Acaso sou eu guardador de meu irmão?

Sou pai e acredito que o nascimento de um filho deficiente tenha efeitos devastadores numa família. Usando das palavras dos pesquisadores Alberto Giubilini e Francesca Minerva, em um artigo publicado em 2011, um filho deficiente pode ser um fardo inesperado em “custos sociais, psicológicos e econômicos para os pais em potencial”. A solução, segundo eles, seria não só o aborto convencional, quando o problema fosse detectado na gravidez, mas até mesmo o que chamaram de “aborto pós-parto”. Antigamente isso era conhecido como infanticídio.

A opinião desses pesquisadores causou impacto na mídia quando foi publicada em 2011, mas será que causaria o mesmo impacto hoje? Falo isso por causa do número cada vez maior de mulheres grávidas afetadas pelo vírus Zika, que pode causar microcefalia se atingir o feto. O pessoal da campanha pró-aborto já colocou o bloco na avenida e se eu posso me arriscar a fazer previsões, eu diria que o carro que vem logo atrás é o do infanticídio. Sim, a eliminação sumária dos bebês com microcefalia não detectada na gravidez.

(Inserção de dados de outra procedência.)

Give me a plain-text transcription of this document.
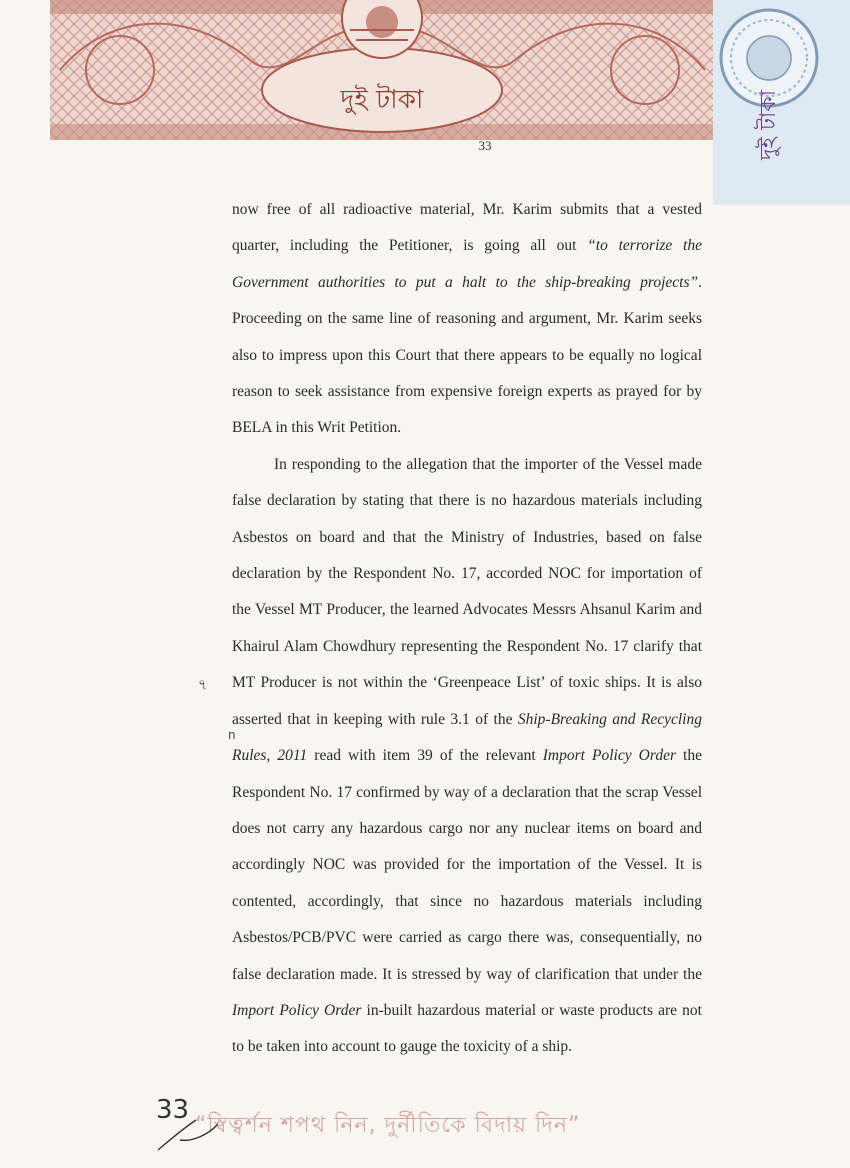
দুই টাকা	দুই টাকা
33

now free of all radioactive material, Mr. Karim submits that a vested quarter, including the Petitioner, is going all out “to terrorize the Government authorities to put a halt to the ship-breaking projects”. Proceeding on the same line of reasoning and argument, Mr. Karim seeks also to impress upon this Court that there appears to be equally no logical reason to seek assistance from expensive foreign experts as prayed for by BELA in this Writ Petition.

In responding to the allegation that the importer of the Vessel made false declaration by stating that there is no hazardous materials including Asbestos on board and that the Ministry of Industries, based on false declaration by the Respondent No. 17, accorded NOC for importation of the Vessel MT Producer, the learned Advocates Messrs Ahsanul Karim and Khairul Alam Chowdhury representing the Respondent No. 17 clarify that MT Producer is not within the ‘Greenpeace List’ of toxic ships. It is also asserted that in keeping with rule 3.1 of the Ship-Breaking and Recycling Rules, 2011 read with item 39 of the relevant Import Policy Order the Respondent No. 17 confirmed by way of a declaration that the scrap Vessel does not carry any hazardous cargo nor any nuclear items on board and accordingly NOC was provided for the importation of the Vessel. It is contented, accordingly, that since no hazardous materials including Asbestos/PCB/PVC were carried as cargo there was, consequentially, no false declaration made. It is stressed by way of clarification that under the Import Policy Order in-built hazardous material or waste products are not to be taken into account to gauge the toxicity of a ship.

৭
n
“স্বিত্বর্শন শপথ নিন, দুর্নীতিকে বিদায় দিন”
33
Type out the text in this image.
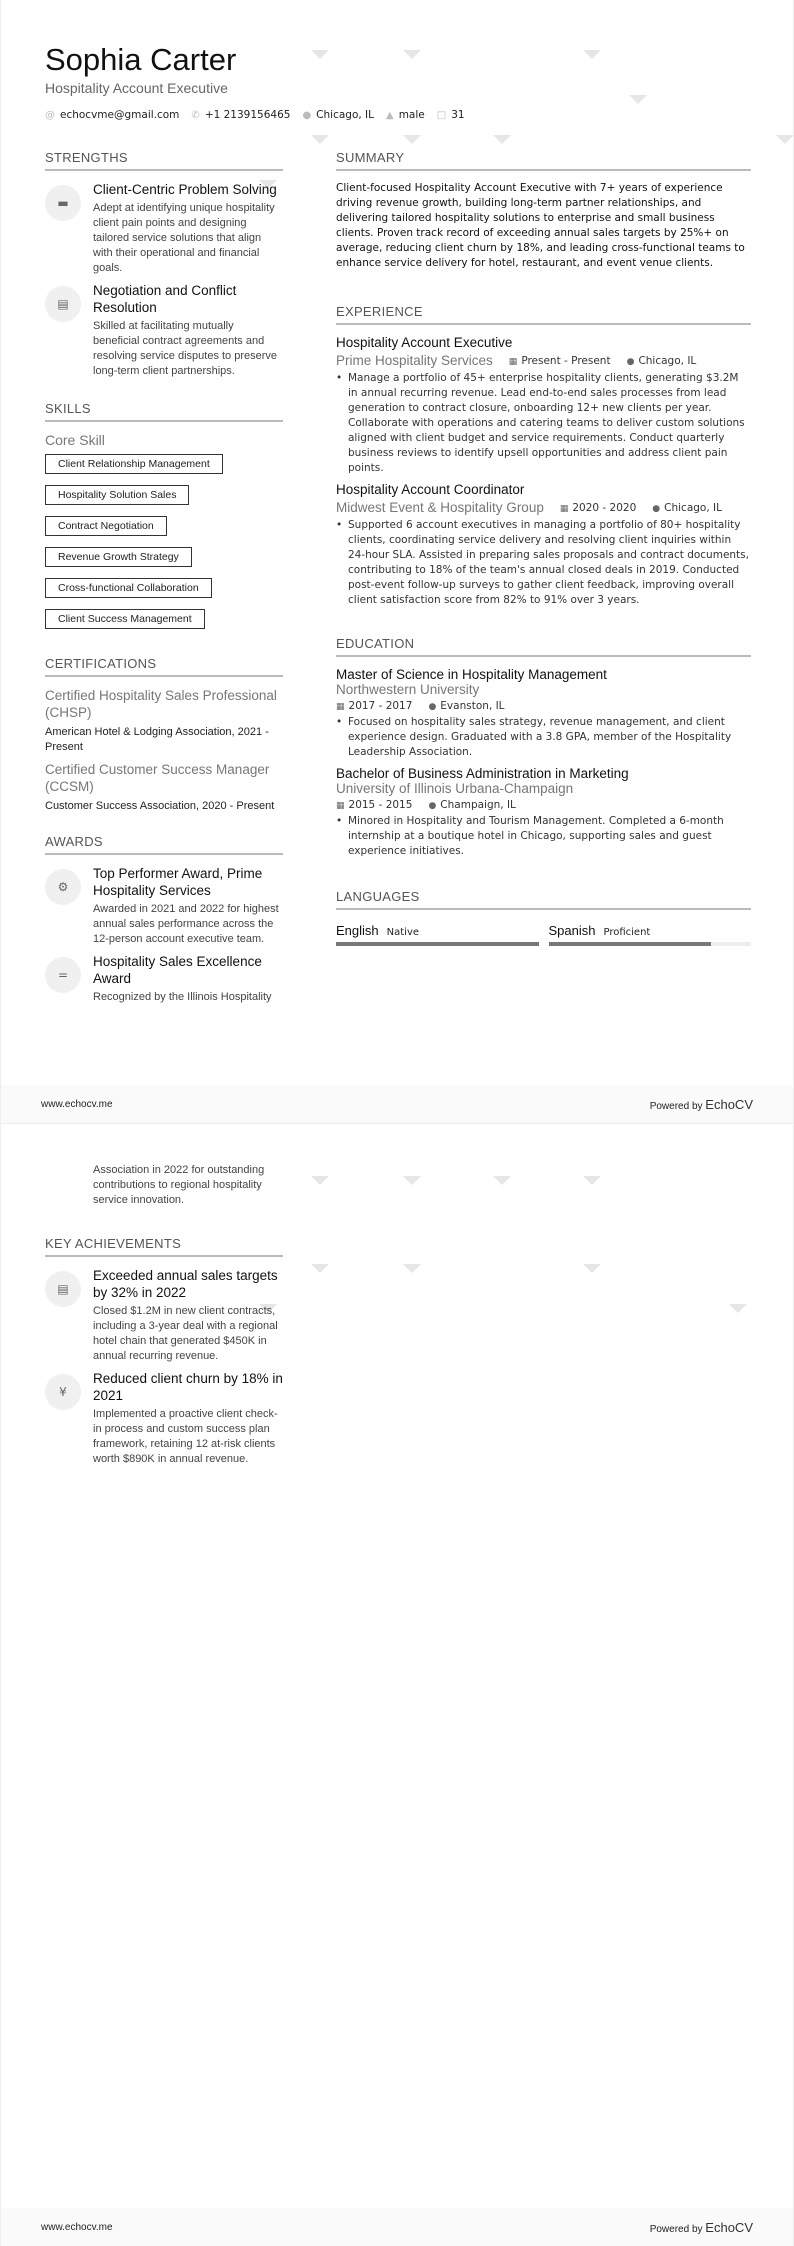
Sophia Carter
Hospitality Account Executive
@ echocvme@gmail.com ✆ +1 2139156465 ● Chicago, IL ▲ male □ 31
STRENGTHS
▬
Client-Centric Problem Solving
Adept at identifying unique hospitality client pain points and designing tailored service solutions that align with their operational and financial goals.
▤
Negotiation and Conflict Resolution
Skilled at facilitating mutually beneficial contract agreements and resolving service disputes to preserve long-term client partnerships.
SKILLS
Core Skill
Client Relationship Management
Hospitality Solution Sales
Contract Negotiation
Revenue Growth Strategy
Cross-functional Collaboration
Client Success Management
CERTIFICATIONS
Certified Hospitality Sales Professional (CHSP)
American Hotel & Lodging Association, 2021 - Present
Certified Customer Success Manager (CCSM)
Customer Success Association, 2020 - Present
AWARDS
⚙
Top Performer Award, Prime Hospitality Services
Awarded in 2021 and 2022 for highest annual sales performance across the 12-person account executive team.
=
Hospitality Sales Excellence Award
Recognized by the Illinois Hospitality
SUMMARY
Client-focused Hospitality Account Executive with 7+ years of experience driving revenue growth, building long-term partner relationships, and delivering tailored hospitality solutions to enterprise and small business clients. Proven track record of exceeding annual sales targets by 25%+ on average, reducing client churn by 18%, and leading cross-functional teams to enhance service delivery for hotel, restaurant, and event venue clients.
EXPERIENCE
Hospitality Account Executive
Prime Hospitality Services ▦ Present - Present ● Chicago, IL
• Manage a portfolio of 45+ enterprise hospitality clients, generating $3.2M in annual recurring revenue. Lead end-to-end sales processes from lead generation to contract closure, onboarding 12+ new clients per year. Collaborate with operations and catering teams to deliver custom solutions aligned with client budget and service requirements. Conduct quarterly business reviews to identify upsell opportunities and address client pain points.
Hospitality Account Coordinator
Midwest Event & Hospitality Group ▦ 2020 - 2020 ● Chicago, IL
• Supported 6 account executives in managing a portfolio of 80+ hospitality clients, coordinating service delivery and resolving client inquiries within 24-hour SLA. Assisted in preparing sales proposals and contract documents, contributing to 18% of the team's annual closed deals in 2019. Conducted post-event follow-up surveys to gather client feedback, improving overall client satisfaction score from 82% to 91% over 3 years.
EDUCATION
Master of Science in Hospitality Management
Northwestern University
▦ 2017 - 2017 ● Evanston, IL
• Focused on hospitality sales strategy, revenue management, and client experience design. Graduated with a 3.8 GPA, member of the Hospitality Leadership Association.
Bachelor of Business Administration in Marketing
University of Illinois Urbana-Champaign
▦ 2015 - 2015 ● Champaign, IL
• Minored in Hospitality and Tourism Management. Completed a 6-month internship at a boutique hotel in Chicago, supporting sales and guest experience initiatives.
LANGUAGES
English Native	Spanish Proficient
www.echocv.me	Powered by EchoCV
Association in 2022 for outstanding contributions to regional hospitality service innovation.
KEY ACHIEVEMENTS
▤
Exceeded annual sales targets by 32% in 2022
Closed $1.2M in new client contracts, including a 3-year deal with a regional hotel chain that generated $450K in annual recurring revenue.
¥
Reduced client churn by 18% in 2021
Implemented a proactive client check-in process and custom success plan framework, retaining 12 at-risk clients worth $890K in annual revenue.
www.echocv.me	Powered by EchoCV
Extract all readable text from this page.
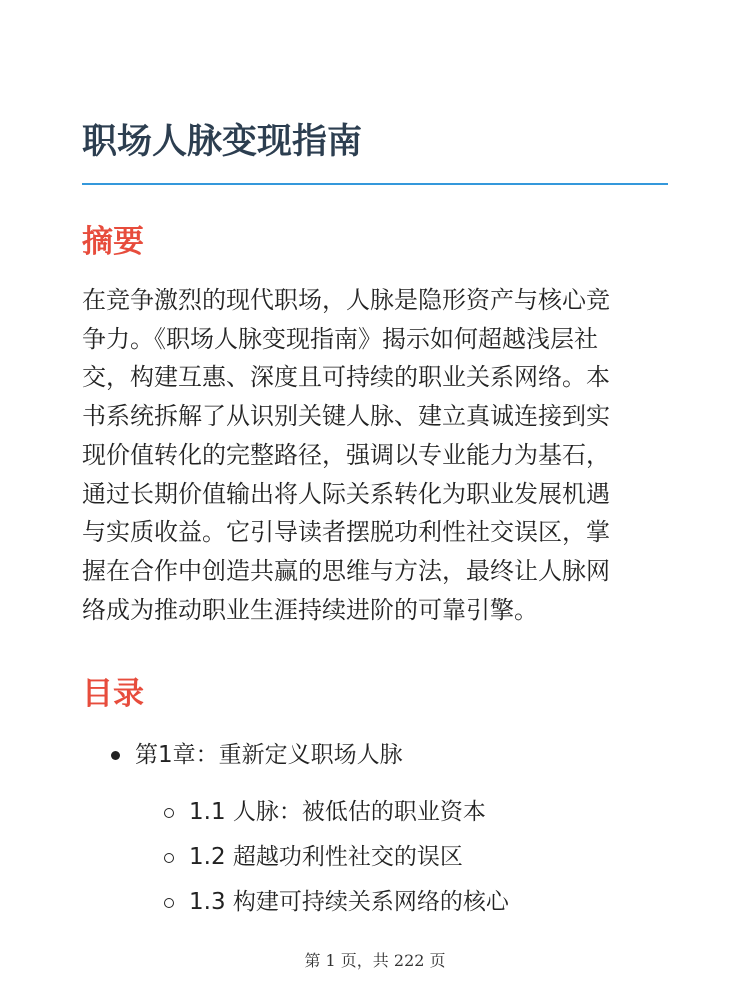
职场人脉变现指南
摘要

在竞争激烈的现代职场，人脉是隐形资产与核心竞
争力。《职场人脉变现指南》揭示如何超越浅层社
交，构建互惠、深度且可持续的职业关系网络。本
书系统拆解了从识别关键人脉、建立真诚连接到实
现价值转化的完整路径，强调以专业能力为基石，
通过长期价值输出将人际关系转化为职业发展机遇
与实质收益。它引导读者摆脱功利性社交误区，掌
握在合作中创造共赢的思维与方法，最终让人脉网
络成为推动职业生涯持续进阶的可靠引擎。

目录
第1章：重新定义职场人脉
1.1 人脉：被低估的职业资本
1.2 超越功利性社交的误区
1.3 构建可持续关系网络的核心
第 1 页，共 222 页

Os autores do artigo alegam que, “se critérios como custos sociais, psicológicos e econômicos para os pais em potencial são razões boas o suficiente para um aborto, até mesmo quando o feto é saudável, e se o status moral do recém-nascido é o mesmo do feto, já que nenhum deles possui qualquer valor moral em razão de não passarem de uma pessoa em potencial, então as mesmas razões que justificam o aborto deveriam também justificar a morte de uma pessoa em potencial quando ela ainda está no estágio de um recém-nascido.”

O que eles querem dizer é que um feto ou um bebê ainda não são pessoas, pois não desenvolveram as qualidades morais que definiriam um ser humano. Na opinião desses pesquisadores, fetos e recém-nascidos são meros projetos de seres humanos, como é a planta de um edifício que ainda não saiu do papel. Não haveria, portanto, qualquer problema em jogar fora o projeto, caso ele esteja rasgado ou manchado.

Mas o que uma criança é ao nascer não garante o que ela irá ser depois, e nem se trará ou não “custos sociais, psicológicos e econômicos para os pais em potencial”, como definiram os pesquisadores. Por exemplo, o bebê Adolfo nasceu saudável e cresceu uma criança normal, sem deficiências físicas ou mentais. Seus olhos azuis faziam dele um garotinho que qualquer um gostaria de ter como filho. Até saber que seu sobrenome seria Hitler.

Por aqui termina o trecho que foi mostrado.